Whole-grain or sourdough toast are excellent choices because their hearty textures and flavors complement the creamy avocado and smooth salmon. Feel free to use any crusty bread you enjoy, preferably toasted to add a satisfying crunch.
Final Thoughts
There is something truly special about the Avocado and Poached Egg with Smoked Salmon Plate Recipe that makes it more than just a meal—it’s an experience. Easy enough for a weekday treat, yet elegant enough for weekend brunch, this dish blends fresh ingredients into a harmonious balance of flavors and textures. I can’t recommend it enough to anyone looking to enjoy a nourishing, delicious start to the day. Give it a try and watch it become a new favorite in your recipe rotation!
Print
Avocado and Poached Egg with Smoked Salmon Plate Recipe
- Prep Time: 5 minutes
- Cook Time: 15 minutes
- Total Time: 20 minutes
- Yield: 1 serving
- Category: Breakfast
- Method: Stovetop
- Cuisine: American
- Diet: Low Fat
Description
A simple and elegant breakfast or brunch plate featuring creamy avocado slices, perfectly poached eggs, and savory smoked salmon. This recipe combines fresh flavors and delicate textures, garnished with fresh herbs and a touch of lemon, making it a nutritious and satisfying meal ready in just 20 minutes.
Ingredients
Avocado and Garnishes
- 1 ripe avocado, sliced
- 1 tsp lemon juice
- Salt and pepper, to taste
- Fresh dill or chives, for garnish
Eggs
- 2 large eggs
- 1 tbsp white vinegar (for poaching eggs)
Other
- 4 oz smoked salmon
- 1 slice of whole-grain or sourdough toast (optional)
Instructions
- Poach the Eggs: Fill a saucepan with water and bring it to a gentle simmer. Add the white vinegar to help the eggs coagulate better during poaching.
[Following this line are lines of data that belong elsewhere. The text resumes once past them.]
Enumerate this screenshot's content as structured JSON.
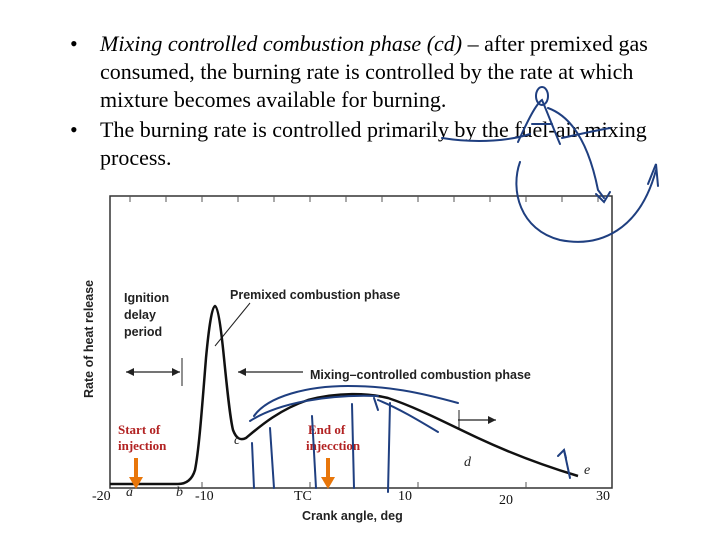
{
  "bullets": [
    {
      "marker": "•",
      "italic_part": "Mixing controlled combustion phase (cd)",
      "rest": " – after premixed gas consumed, the burning rate is controlled by the rate at which mixture becomes available for burning."
    },
    {
      "marker": "•",
      "text": "The burning rate is controlled primarily by the fuel-air mixing process."
    }
  ],
  "figure": {
    "ylabel": "Rate of heat release",
    "xlabel": "Crank angle, deg",
    "annotations": {
      "ignition_line1": "Ignition",
      "ignition_line2": "delay",
      "ignition_line3": "period",
      "premixed": "Premixed combustion phase",
      "mixing": "Mixing–controlled combustion phase",
      "start_line1": "Start of",
      "start_line2": "injection",
      "end_line1": "End of",
      "end_line2": "injecction"
    },
    "point_labels": {
      "a": "a",
      "b": "b",
      "c": "c",
      "d": "d",
      "e": "e"
    },
    "tick_labels": {
      "m20": "-20",
      "m10": "-10",
      "tc": "TC",
      "p10": "10",
      "p20": "20",
      "p30": "30"
    },
    "colors": {
      "annotation_red": "#b22222",
      "ink_blue": "#1f3f80",
      "arrow_orange": "#e8760a"
    }
  }
}
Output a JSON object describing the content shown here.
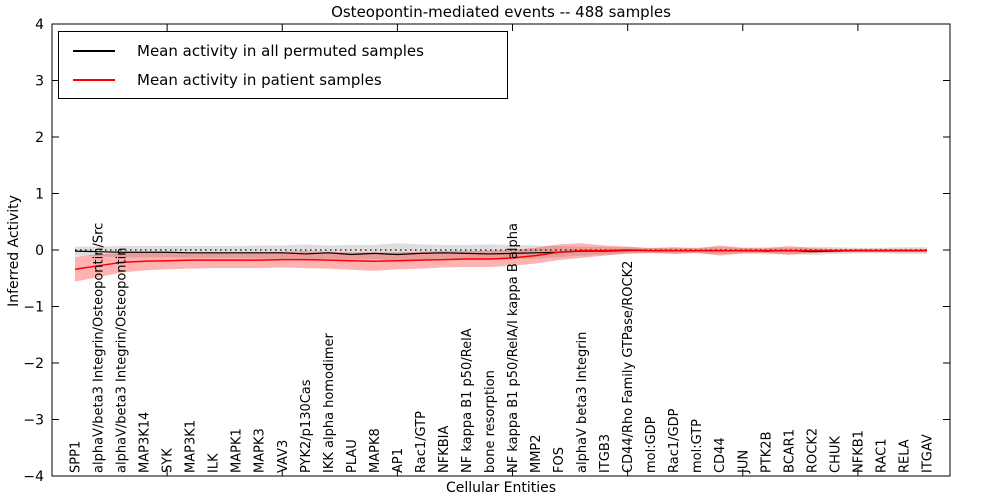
{
  "title": "Osteopontin-mediated events -- 488 samples",
  "axes": {
    "xlabel": "Cellular Entities",
    "ylabel": "Inferred Activity",
    "yticks": [
      4,
      3,
      2,
      1,
      0,
      -1,
      -2,
      -3,
      -4
    ],
    "ytick_labels": [
      "4",
      "3",
      "2",
      "1",
      "0",
      "−1",
      "−2",
      "−3",
      "−4"
    ],
    "ylim": [
      -4,
      4
    ],
    "x_major_ticks": [
      5,
      10,
      15,
      20,
      25,
      30,
      35
    ]
  },
  "legend": {
    "items": [
      {
        "label": "Mean activity in all permuted samples",
        "color": "#000000"
      },
      {
        "label": "Mean activity in patient samples",
        "color": "#ff0000"
      }
    ]
  },
  "chart_data": {
    "type": "line",
    "title": "Osteopontin-mediated events -- 488 samples",
    "xlabel": "Cellular Entities",
    "ylabel": "Inferred Activity",
    "ylim": [
      -4,
      4
    ],
    "grid": false,
    "legend_position": "upper left",
    "zero_reference_line": {
      "style": "dotted",
      "color": "#000000",
      "y": 0
    },
    "categories": [
      "SPP1",
      "alphaV/beta3 Integrin/Osteopontin/Src",
      "alphaV/beta3 Integrin/Osteopontin",
      "MAP3K14",
      "SYK",
      "MAP3K1",
      "ILK",
      "MAPK1",
      "MAPK3",
      "VAV3",
      "PYK2/p130Cas",
      "IKK alpha homodimer",
      "PLAU",
      "MAPK8",
      "AP1",
      "Rac1/GTP",
      "NFKBIA",
      "NF kappa B1 p50/RelA",
      "bone resorption",
      "NF kappa B1 p50/RelA/I kappa B alpha",
      "MMP2",
      "FOS",
      "alphaV beta3 Integrin",
      "ITGB3",
      "CD44/Rho Family GTPase/ROCK2",
      "mol:GDP",
      "Rac1/GDP",
      "mol:GTP",
      "CD44",
      "JUN",
      "PTK2B",
      "BCAR1",
      "ROCK2",
      "CHUK",
      "NFKB1",
      "RAC1",
      "RELA",
      "ITGAV"
    ],
    "series": [
      {
        "name": "Mean activity in all permuted samples",
        "color": "#000000",
        "line_width": 1.2,
        "band_color": "rgba(0,0,0,0.13)",
        "values": [
          -0.02,
          -0.03,
          -0.04,
          -0.04,
          -0.04,
          -0.05,
          -0.05,
          -0.05,
          -0.05,
          -0.05,
          -0.07,
          -0.05,
          -0.08,
          -0.06,
          -0.08,
          -0.06,
          -0.05,
          -0.06,
          -0.07,
          -0.06,
          -0.05,
          -0.04,
          -0.02,
          -0.02,
          -0.01,
          -0.01,
          -0.01,
          -0.01,
          -0.01,
          -0.01,
          -0.02,
          -0.01,
          -0.03,
          -0.02,
          -0.01,
          -0.01,
          -0.01,
          -0.01
        ],
        "band_upper": [
          0.06,
          0.06,
          0.07,
          0.07,
          0.07,
          0.07,
          0.07,
          0.07,
          0.08,
          0.08,
          0.1,
          0.08,
          0.09,
          0.09,
          0.12,
          0.1,
          0.09,
          0.09,
          0.1,
          0.09,
          0.08,
          0.07,
          0.06,
          0.05,
          0.05,
          0.04,
          0.04,
          0.04,
          0.05,
          0.04,
          0.05,
          0.04,
          0.06,
          0.05,
          0.04,
          0.04,
          0.05,
          0.05
        ],
        "band_lower": [
          -0.1,
          -0.11,
          -0.13,
          -0.13,
          -0.13,
          -0.14,
          -0.14,
          -0.14,
          -0.15,
          -0.15,
          -0.19,
          -0.15,
          -0.17,
          -0.16,
          -0.2,
          -0.17,
          -0.15,
          -0.16,
          -0.18,
          -0.16,
          -0.15,
          -0.13,
          -0.1,
          -0.08,
          -0.07,
          -0.06,
          -0.06,
          -0.06,
          -0.07,
          -0.06,
          -0.08,
          -0.06,
          -0.09,
          -0.07,
          -0.06,
          -0.06,
          -0.07,
          -0.07
        ]
      },
      {
        "name": "Mean activity in patient samples",
        "color": "#ff0000",
        "line_width": 1.5,
        "band_color": "rgba(255,0,0,0.30)",
        "values": [
          -0.34,
          -0.28,
          -0.22,
          -0.2,
          -0.19,
          -0.18,
          -0.18,
          -0.18,
          -0.18,
          -0.17,
          -0.17,
          -0.18,
          -0.19,
          -0.2,
          -0.19,
          -0.18,
          -0.17,
          -0.16,
          -0.16,
          -0.14,
          -0.1,
          -0.04,
          -0.01,
          -0.01,
          0.0,
          -0.01,
          -0.01,
          -0.01,
          -0.01,
          -0.01,
          -0.01,
          -0.01,
          -0.01,
          -0.01,
          -0.01,
          -0.01,
          -0.01,
          -0.01
        ],
        "band_upper": [
          -0.12,
          -0.08,
          -0.05,
          -0.04,
          -0.04,
          -0.04,
          -0.04,
          -0.04,
          -0.04,
          -0.03,
          -0.02,
          -0.03,
          -0.04,
          -0.04,
          -0.04,
          -0.03,
          -0.02,
          -0.02,
          -0.01,
          0.0,
          0.04,
          0.1,
          0.12,
          0.08,
          0.06,
          0.03,
          0.05,
          0.03,
          0.08,
          0.04,
          0.03,
          0.07,
          0.03,
          0.02,
          0.02,
          0.02,
          0.02,
          0.02
        ],
        "band_lower": [
          -0.56,
          -0.48,
          -0.4,
          -0.36,
          -0.34,
          -0.33,
          -0.32,
          -0.32,
          -0.32,
          -0.31,
          -0.32,
          -0.33,
          -0.35,
          -0.37,
          -0.34,
          -0.33,
          -0.31,
          -0.3,
          -0.3,
          -0.28,
          -0.24,
          -0.18,
          -0.14,
          -0.1,
          -0.06,
          -0.05,
          -0.07,
          -0.05,
          -0.1,
          -0.06,
          -0.05,
          -0.09,
          -0.05,
          -0.04,
          -0.04,
          -0.04,
          -0.04,
          -0.04
        ]
      }
    ]
  }
}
- Slide Eggs into Water: Crack each egg into a small bowl to avoid breaking the yolk and gently slide the eggs into the simmering water one at a time.
- Cook the Eggs: Poach the eggs for 3 to 4 minutes, until the egg whites are fully set but the yolks remain runny to achieve that perfect texture.
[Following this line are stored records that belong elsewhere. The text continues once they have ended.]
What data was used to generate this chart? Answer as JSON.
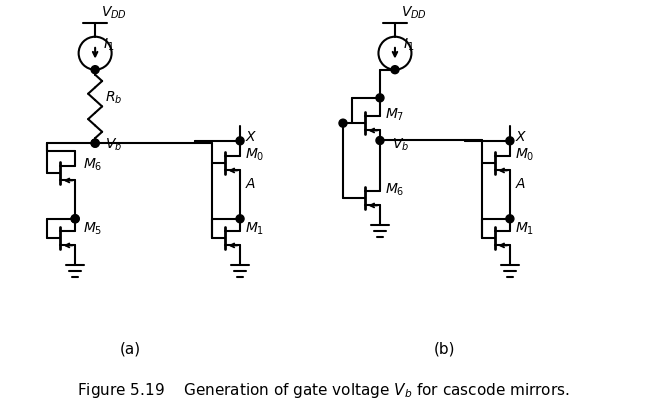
{
  "figure_width": 6.47,
  "figure_height": 4.08,
  "dpi": 100,
  "background_color": "#ffffff",
  "line_color": "#000000",
  "line_width": 1.5,
  "caption": "Figure 5.19    Generation of gate voltage $V_b$ for cascode mirrors.",
  "caption_fontsize": 11,
  "label_a": "(a)",
  "label_b": "(b)",
  "sub_label_fontsize": 11
}
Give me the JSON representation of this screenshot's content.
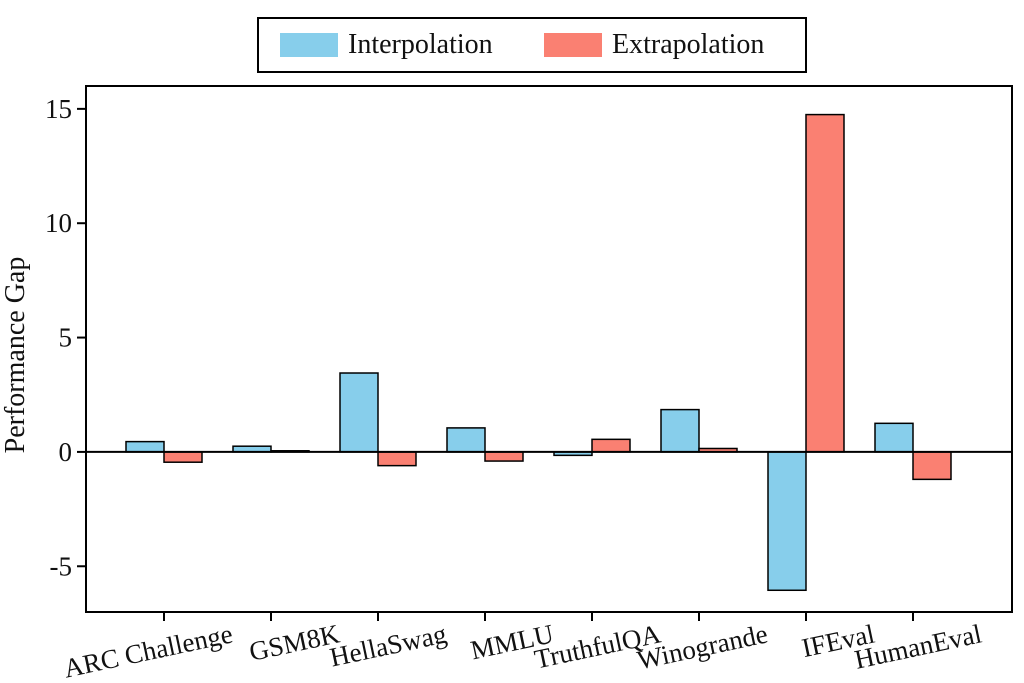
{
  "chart_data": {
    "type": "bar",
    "title": "",
    "xlabel": "",
    "ylabel": "Performance Gap",
    "ylim": [
      -7,
      16
    ],
    "yticks": [
      -5,
      0,
      5,
      10,
      15
    ],
    "ytick_labels": [
      "-5",
      "0",
      "5",
      "10",
      "15"
    ],
    "categories": [
      "ARC Challenge",
      "GSM8K",
      "HellaSwag",
      "MMLU",
      "TruthfulQA",
      "Winogrande",
      "IFEval",
      "HumanEval"
    ],
    "series": [
      {
        "name": "Interpolation",
        "color": "#87CEEB",
        "values": [
          0.45,
          0.25,
          3.45,
          1.05,
          -0.15,
          1.85,
          -6.05,
          1.25
        ]
      },
      {
        "name": "Extrapolation",
        "color": "#FA8072",
        "values": [
          -0.45,
          0.05,
          -0.6,
          -0.4,
          0.55,
          0.15,
          14.75,
          -1.2
        ]
      }
    ],
    "legend_position": "top-center",
    "grid": false
  }
}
- Remove and Drain: Use a slotted spoon to carefully lift the eggs out of the water and let excess water drain off on a paper towel to keep the plate from getting watery.
- Arrange Avocado and Salmon: On a serving plate, lay out the sliced avocado and smoked salmon to form the base of the dish.
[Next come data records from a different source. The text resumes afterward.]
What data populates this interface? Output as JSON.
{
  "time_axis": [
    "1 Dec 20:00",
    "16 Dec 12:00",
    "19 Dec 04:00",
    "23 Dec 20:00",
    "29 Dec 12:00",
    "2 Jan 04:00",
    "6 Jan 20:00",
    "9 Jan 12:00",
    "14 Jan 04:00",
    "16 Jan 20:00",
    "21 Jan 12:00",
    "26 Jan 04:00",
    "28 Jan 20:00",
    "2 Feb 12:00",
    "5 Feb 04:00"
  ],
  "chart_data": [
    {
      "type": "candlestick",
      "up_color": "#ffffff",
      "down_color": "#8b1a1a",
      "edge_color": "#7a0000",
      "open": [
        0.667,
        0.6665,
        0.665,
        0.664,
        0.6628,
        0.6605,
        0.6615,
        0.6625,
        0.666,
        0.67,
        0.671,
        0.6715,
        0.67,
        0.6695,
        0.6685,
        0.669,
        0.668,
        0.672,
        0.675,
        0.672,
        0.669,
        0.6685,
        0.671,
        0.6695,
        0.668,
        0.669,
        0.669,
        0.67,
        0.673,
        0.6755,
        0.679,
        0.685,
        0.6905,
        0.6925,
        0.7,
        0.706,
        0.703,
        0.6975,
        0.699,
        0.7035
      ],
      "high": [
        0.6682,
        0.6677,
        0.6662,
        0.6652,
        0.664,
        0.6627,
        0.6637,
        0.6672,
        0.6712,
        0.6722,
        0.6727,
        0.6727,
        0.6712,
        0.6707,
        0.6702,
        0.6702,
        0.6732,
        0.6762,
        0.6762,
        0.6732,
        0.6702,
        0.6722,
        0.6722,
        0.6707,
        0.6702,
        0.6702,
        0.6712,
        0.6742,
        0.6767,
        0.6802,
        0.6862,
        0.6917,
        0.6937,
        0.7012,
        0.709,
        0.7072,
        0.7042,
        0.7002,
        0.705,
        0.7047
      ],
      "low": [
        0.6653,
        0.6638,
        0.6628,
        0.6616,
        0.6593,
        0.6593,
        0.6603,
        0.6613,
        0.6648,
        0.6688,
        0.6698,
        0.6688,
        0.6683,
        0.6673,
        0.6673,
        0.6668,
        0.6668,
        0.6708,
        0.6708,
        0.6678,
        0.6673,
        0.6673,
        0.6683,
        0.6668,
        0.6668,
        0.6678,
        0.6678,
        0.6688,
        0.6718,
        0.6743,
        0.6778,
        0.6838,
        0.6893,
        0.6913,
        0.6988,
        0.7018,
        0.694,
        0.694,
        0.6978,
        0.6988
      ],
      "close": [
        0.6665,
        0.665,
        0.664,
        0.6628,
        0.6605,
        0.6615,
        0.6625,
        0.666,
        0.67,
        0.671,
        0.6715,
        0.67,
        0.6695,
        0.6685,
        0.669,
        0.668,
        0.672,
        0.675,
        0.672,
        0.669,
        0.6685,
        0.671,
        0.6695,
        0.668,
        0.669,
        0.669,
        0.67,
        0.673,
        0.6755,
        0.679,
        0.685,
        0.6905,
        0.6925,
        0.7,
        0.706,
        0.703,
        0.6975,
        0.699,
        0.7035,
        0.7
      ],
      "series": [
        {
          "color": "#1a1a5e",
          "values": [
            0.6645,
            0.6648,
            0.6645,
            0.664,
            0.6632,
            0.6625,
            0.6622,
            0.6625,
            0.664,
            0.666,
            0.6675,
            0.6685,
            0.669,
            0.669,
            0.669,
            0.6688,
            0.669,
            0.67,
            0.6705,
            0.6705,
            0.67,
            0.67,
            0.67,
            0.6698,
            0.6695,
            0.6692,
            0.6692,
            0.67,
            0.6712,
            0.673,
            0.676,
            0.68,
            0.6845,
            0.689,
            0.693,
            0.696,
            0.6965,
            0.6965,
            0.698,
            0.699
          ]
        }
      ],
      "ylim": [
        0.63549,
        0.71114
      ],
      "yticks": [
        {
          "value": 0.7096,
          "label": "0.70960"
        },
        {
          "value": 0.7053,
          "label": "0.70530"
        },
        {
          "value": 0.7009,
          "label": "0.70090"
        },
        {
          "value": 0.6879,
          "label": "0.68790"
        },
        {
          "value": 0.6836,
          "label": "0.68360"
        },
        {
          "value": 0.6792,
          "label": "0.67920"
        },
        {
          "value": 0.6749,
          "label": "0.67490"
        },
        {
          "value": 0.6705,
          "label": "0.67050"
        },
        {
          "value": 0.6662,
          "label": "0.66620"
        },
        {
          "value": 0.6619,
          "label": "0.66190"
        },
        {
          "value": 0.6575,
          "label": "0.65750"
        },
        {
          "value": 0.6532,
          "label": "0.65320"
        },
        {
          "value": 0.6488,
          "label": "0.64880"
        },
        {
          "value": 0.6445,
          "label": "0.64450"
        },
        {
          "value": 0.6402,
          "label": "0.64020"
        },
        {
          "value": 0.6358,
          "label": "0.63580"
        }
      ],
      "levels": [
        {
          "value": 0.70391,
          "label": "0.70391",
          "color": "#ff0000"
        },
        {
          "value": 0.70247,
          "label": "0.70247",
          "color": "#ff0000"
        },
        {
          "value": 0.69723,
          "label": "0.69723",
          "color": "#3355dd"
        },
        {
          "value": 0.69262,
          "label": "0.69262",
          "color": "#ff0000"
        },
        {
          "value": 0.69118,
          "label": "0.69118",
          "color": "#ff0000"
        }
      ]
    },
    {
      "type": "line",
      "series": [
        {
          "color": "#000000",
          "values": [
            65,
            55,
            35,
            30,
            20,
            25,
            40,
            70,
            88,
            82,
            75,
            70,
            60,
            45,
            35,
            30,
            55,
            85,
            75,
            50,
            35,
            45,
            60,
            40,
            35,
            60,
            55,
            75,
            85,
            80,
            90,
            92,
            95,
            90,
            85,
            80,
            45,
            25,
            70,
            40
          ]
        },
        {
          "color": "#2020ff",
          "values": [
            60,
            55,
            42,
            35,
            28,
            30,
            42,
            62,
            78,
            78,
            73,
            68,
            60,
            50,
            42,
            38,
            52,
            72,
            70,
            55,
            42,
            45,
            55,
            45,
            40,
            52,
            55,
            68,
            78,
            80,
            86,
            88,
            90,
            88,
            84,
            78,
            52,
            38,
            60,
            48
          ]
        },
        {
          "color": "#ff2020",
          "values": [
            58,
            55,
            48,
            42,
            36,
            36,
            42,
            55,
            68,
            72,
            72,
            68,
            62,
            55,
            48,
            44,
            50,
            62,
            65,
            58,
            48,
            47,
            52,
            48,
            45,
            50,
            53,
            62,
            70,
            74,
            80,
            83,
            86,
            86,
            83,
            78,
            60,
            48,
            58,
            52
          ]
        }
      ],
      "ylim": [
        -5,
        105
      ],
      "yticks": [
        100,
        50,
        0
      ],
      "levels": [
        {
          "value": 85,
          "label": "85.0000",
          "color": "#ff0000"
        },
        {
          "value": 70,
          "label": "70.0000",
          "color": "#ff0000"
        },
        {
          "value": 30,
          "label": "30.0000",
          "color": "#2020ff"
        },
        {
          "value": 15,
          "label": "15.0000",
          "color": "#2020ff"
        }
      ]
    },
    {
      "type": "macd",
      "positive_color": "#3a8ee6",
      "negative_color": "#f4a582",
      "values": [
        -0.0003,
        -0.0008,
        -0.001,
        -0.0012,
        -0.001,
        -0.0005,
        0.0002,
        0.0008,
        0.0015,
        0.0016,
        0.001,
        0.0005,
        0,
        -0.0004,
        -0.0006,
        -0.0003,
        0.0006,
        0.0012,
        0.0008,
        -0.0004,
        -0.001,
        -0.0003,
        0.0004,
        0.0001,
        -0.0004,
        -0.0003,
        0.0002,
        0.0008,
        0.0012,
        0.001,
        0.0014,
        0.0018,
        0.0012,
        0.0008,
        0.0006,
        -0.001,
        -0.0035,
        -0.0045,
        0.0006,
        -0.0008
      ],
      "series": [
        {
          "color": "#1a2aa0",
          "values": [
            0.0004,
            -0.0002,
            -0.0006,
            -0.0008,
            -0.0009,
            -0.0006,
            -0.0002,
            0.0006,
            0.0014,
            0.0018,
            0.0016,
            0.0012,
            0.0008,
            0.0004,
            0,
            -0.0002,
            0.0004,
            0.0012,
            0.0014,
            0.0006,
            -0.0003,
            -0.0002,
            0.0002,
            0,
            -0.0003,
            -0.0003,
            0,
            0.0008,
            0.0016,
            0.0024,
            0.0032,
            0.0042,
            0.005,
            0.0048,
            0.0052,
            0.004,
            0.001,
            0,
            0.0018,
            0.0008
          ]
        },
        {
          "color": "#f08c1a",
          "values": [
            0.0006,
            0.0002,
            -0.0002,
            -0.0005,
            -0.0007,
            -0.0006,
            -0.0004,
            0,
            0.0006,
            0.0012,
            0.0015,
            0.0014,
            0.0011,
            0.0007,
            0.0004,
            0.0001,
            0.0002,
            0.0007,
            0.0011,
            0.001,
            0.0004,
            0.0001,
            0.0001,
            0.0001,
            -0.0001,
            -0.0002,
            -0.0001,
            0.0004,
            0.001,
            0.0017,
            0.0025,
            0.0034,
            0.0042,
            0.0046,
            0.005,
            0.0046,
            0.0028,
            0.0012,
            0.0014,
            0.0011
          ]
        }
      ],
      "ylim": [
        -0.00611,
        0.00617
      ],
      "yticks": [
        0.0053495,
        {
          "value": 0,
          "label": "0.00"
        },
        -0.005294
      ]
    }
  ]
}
- Season Avocado: Drizzle the lemon juice over the avocado slices and season with salt and pepper to enhance the natural flavors.
- Top with Poached Eggs: Place the poached eggs gently atop the avocado slices for a beautiful presentation.
- Garnish: Sprinkle fresh dill or chopped chives over the eggs and salmon for an aromatic finish.
- Serve: Optionally, toast a slice of whole-grain or sourdough bread and serve it alongside to complete the plate.
Notes
- Use very fresh eggs for best poaching results to ensure the whites hold together properly.
- Adjust poaching time slightly if you prefer firmer or softer yolks.
- Serve immediately to enjoy the poached eggs at their best.
- If preferred, substitute fresh herbs according to taste, such as parsley or basil.
- Whole-grain or sourdough toast adds a nice crunch and extra fiber but can be omitted for a lower-carb meal.